The vertebrae finials remind me of doves.

All photos by Michael Stravato for The New York Times.


  1. Now that's some neat stuff!! I love the bone numbers and the chair. It's getting to the point that hearing the word "green" makes my hackles go up. It's just a marketing strategy now. Did you see how WalMart changed their logo and jumped on the green marketing bandwagon? It was changed to look more "friendly". Honestly, who is stupid enough to fall for that?!

  2. I had a good laugh over the ceiling made of discarded frame samples. I've had tons of those lingering around the house for years in the past. I never found a good use for them.

  3. I was really struck by this man's work when I saw it yesterday and by how much his business model puts to shame the "best practices" of every so-called green builder I run across. I'm with you, green labeling makes me suspicious automatically. The same goes for that other scam, organic.

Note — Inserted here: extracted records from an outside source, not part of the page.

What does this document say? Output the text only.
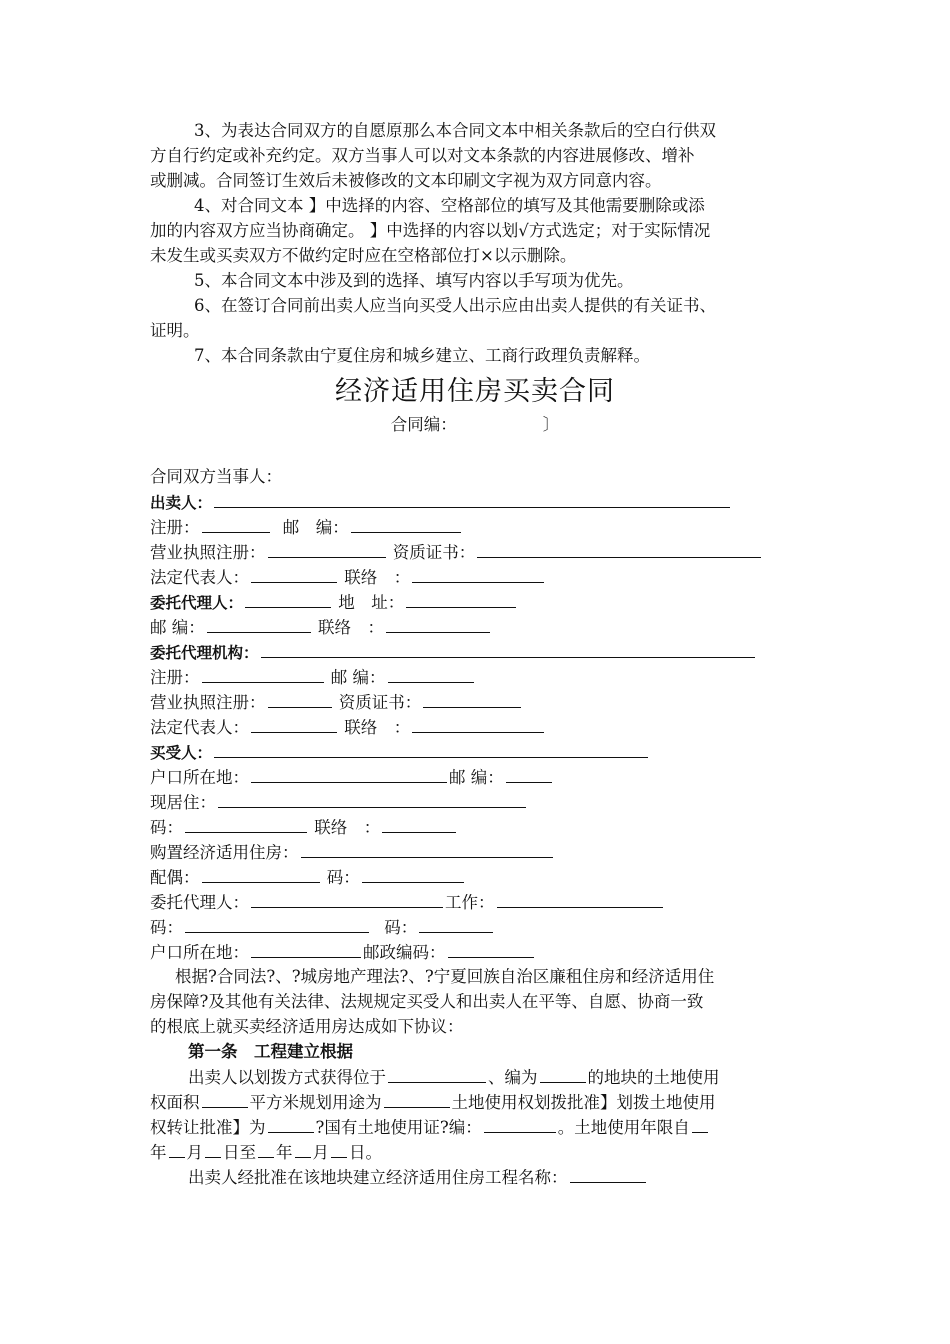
3、为表达合同双方的自愿原那么本合同文本中相关条款后的空白行供双
方自行约定或补充约定。双方当事人可以对文本条款的内容进展修改、增补
或删减。合同签订生效后未被修改的文本印刷文字视为双方同意内容。
4、对合同文本 】中选择的内容、空格部位的填写及其他需要删除或添
加的内容双方应当协商确定。 】中选择的内容以划√方式选定；对于实际情况
未发生或买卖双方不做约定时应在空格部位打×以示删除。
5、本合同文本中涉及到的选择、填写内容以手写项为优先。
6、在签订合同前出卖人应当向买受人出示应由出卖人提供的有关证书、
证明。
7、本合同条款由宁夏住房和城乡建立、工商行政理负责解释。
经济适用住房买卖合同
合同编：	〕
合同双方当事人：
出卖人：
注册：	邮　编：
营业执照注册：	资质证书：
法定代表人：	联络　：
委托代理人：	地　址：
邮 编：	联络　：
委托代理机构：
注册：	邮 编：
营业执照注册：	资质证书：
法定代表人：	联络　：
买受人：
户口所在地：	邮 编：
现居住：
码：	联络　：
购置经济适用住房：
配偶：	码：
委托代理人：	工作：
码：	码：
户口所在地：	邮政编码：
根据?合同法?、?城房地产理法?、?宁夏回族自治区廉租住房和经济适用住
房保障?及其他有关法律、法规规定买受人和出卖人在平等、自愿、协商一致
的根底上就买卖经济适用房达成如下协议：
第一条　工程建立根据
出卖人以划拨方式获得位于	、编为	的地块的土地使用
权面积	平方米规划用途为	土地使用权划拨批准】划拨土地使用
权转让批准】为	?国有土地使用证?编：	。土地使用年限自
年 月 日至 年 月 日。
出卖人经批准在该地块建立经济适用住房工程名称：
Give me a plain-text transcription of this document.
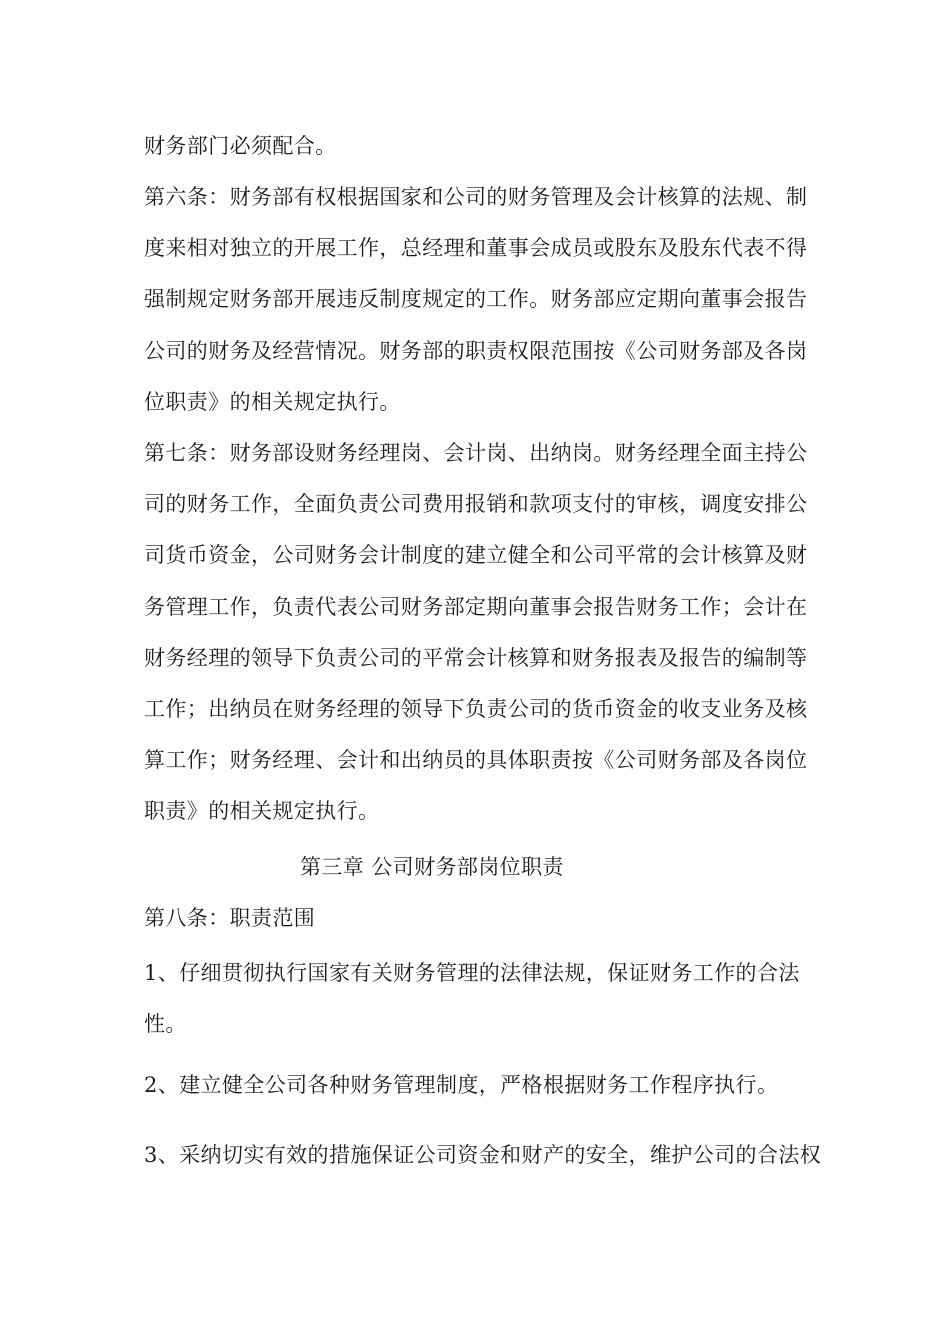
财务部门必须配合。
第六条：财务部有权根据国家和公司的财务管理及会计核算的法规、制
度来相对独立的开展工作，总经理和董事会成员或股东及股东代表不得
强制规定财务部开展违反制度规定的工作。财务部应定期向董事会报告
公司的财务及经营情况。财务部的职责权限范围按《公司财务部及各岗
位职责》的相关规定执行。
第七条：财务部设财务经理岗、会计岗、出纳岗。财务经理全面主持公
司的财务工作，全面负责公司费用报销和款项支付的审核，调度安排公
司货币资金，公司财务会计制度的建立健全和公司平常的会计核算及财
务管理工作，负责代表公司财务部定期向董事会报告财务工作；会计在
财务经理的领导下负责公司的平常会计核算和财务报表及报告的编制等
工作；出纳员在财务经理的领导下负责公司的货币资金的收支业务及核
算工作；财务经理、会计和出纳员的具体职责按《公司财务部及各岗位
职责》的相关规定执行。
第三章 公司财务部岗位职责
第八条：职责范围
1、仔细贯彻执行国家有关财务管理的法律法规，保证财务工作的合法
性。
2、建立健全公司各种财务管理制度，严格根据财务工作程序执行。
3、采纳切实有效的措施保证公司资金和财产的安全，维护公司的合法权
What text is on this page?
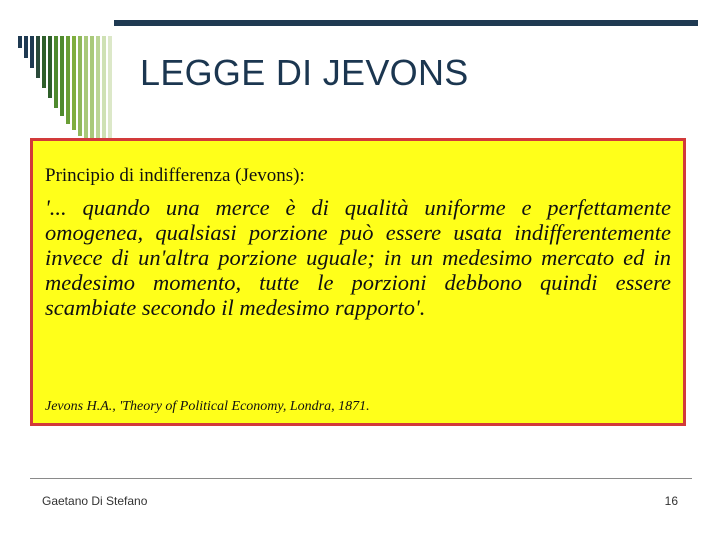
LEGGE DI JEVONS
Principio di indifferenza (Jevons):
'... quando una merce è di qualità uniforme e perfettamente omogenea, qualsiasi porzione può essere usata indifferentemente invece di un'altra porzione uguale; in un medesimo mercato ed in medesimo momento, tutte le porzioni debbono quindi essere scambiate secondo il medesimo rapporto'.
Jevons H.A., 'Theory of Political Economy, Londra, 1871.
Gaetano Di Stefano	16
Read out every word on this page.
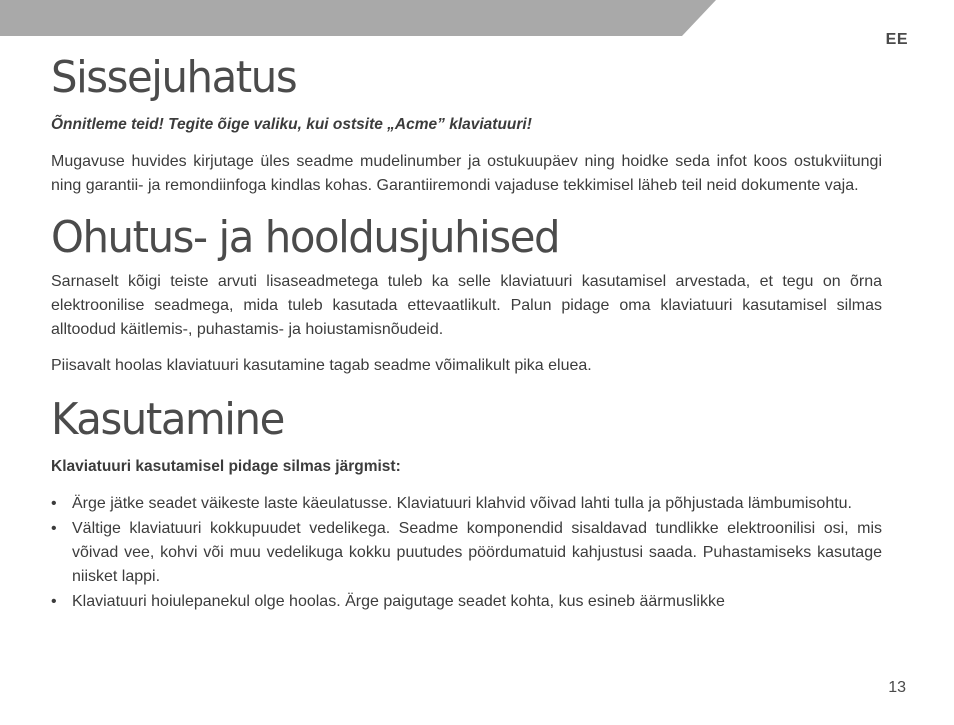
EE
Sissejuhatus
Õnnitleme teid! Tegite õige valiku, kui ostsite „Acme” klaviatuuri!

Mugavuse huvides kirjutage üles seadme mudelinumber ja ostukuupäev ning hoidke seda infot koos ostukviitungi ning garantii- ja remondiinfoga kindlas kohas. Garantiiremondi vajaduse tekkimisel läheb teil neid dokumente vaja.

Ohutus- ja hooldusjuhised

Sarnaselt kõigi teiste arvuti lisaseadmetega tuleb ka selle klaviatuuri kasutamisel arvestada, et tegu on õrna elektroonilise seadmega, mida tuleb kasutada ettevaatlikult. Palun pidage oma klaviatuuri kasutamisel silmas alltoodud käitlemis-, puhastamis- ja hoiustamisnõudeid.

Piisavalt hoolas klaviatuuri kasutamine tagab seadme võimalikult pika eluea.

Kasutamine
Klaviatuuri kasutamisel pidage silmas järgmist:
• Ärge jätke seadet väikeste laste käeulatusse. Klaviatuuri klahvid võivad lahti tulla ja põhjustada lämbumisohtu.
• Vältige klaviatuuri kokkupuudet vedelikega. Seadme komponendid sisaldavad tundlikke elektroonilisi osi, mis võivad vee, kohvi või muu vedelikuga kokku puutudes pöördumatuid kahjustusi saada. Puhastamiseks kasutage niisket lappi.
• Klaviatuuri hoiulepanekul olge hoolas. Ärge paigutage seadet kohta, kus esineb äärmuslikke
13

    At least once a month, I get a phone call from some one who wants to gut his or her home and replace every finish, surface, component and stick of furniture with something "green." I'm always dumbfounded by these requests. Disguising avarice in the cloak of virtue doesn't make the avarice go away. The most sustainable thing anyone can do to his or her home is to do nothing and keep using what's already there. Grrr.

  4. The ceiling made from discarded frame samples made me smile too. What a cool pattern that makes though the colors are a little too too for my taste. If that ceiling were painted in a single color it would really be something. That ceiling peaks at 20 feet above the floor and from a distance like that, such a pattern in a single color would be arresting to say the least. I love this guy's use of texture and pattern out of discards. Amazing!

  5. I read the article too but somehow missed seeing that wonderful chair. The current Architectural Digest features "green homes" ie airport hanger sized buildings "that help the environment"? WTF

  6. Thanks for your comment Patrick and I know what you mean precisely. Where's the value in "green" building when an airplane hangar-sized single family home continues the pointless and unsustainable ethos of more is more? Argh.

  7. I love Dan Phillips use of repetition and pattern too Paul - it makes the mundane like bones, corks, or picture frame samples look superior, although I agree with you on the colors of the frame samples. Not sure how the vertebra in my back would react to the vertebra in the chair but I would like to find out.

    One last thought: Bile is green also, just like money.

  8. If bile and money were interchangeable I'd be a wealthy man indeed.

  9. Organic this, green that! I agree with you totally Paul as most of it is all about Marketing.

    No doubt Dan has raised a few eyebrows but I personally think he is one of the few that has got it right.


  10. Thanks Brenda, you have a great weekend too.

  11. Thank you! I was torn on where to go with my front door, and the wine-bottle-stained-glass is now at the top of my list.

  12. Thanks! Isn't that door beautiful?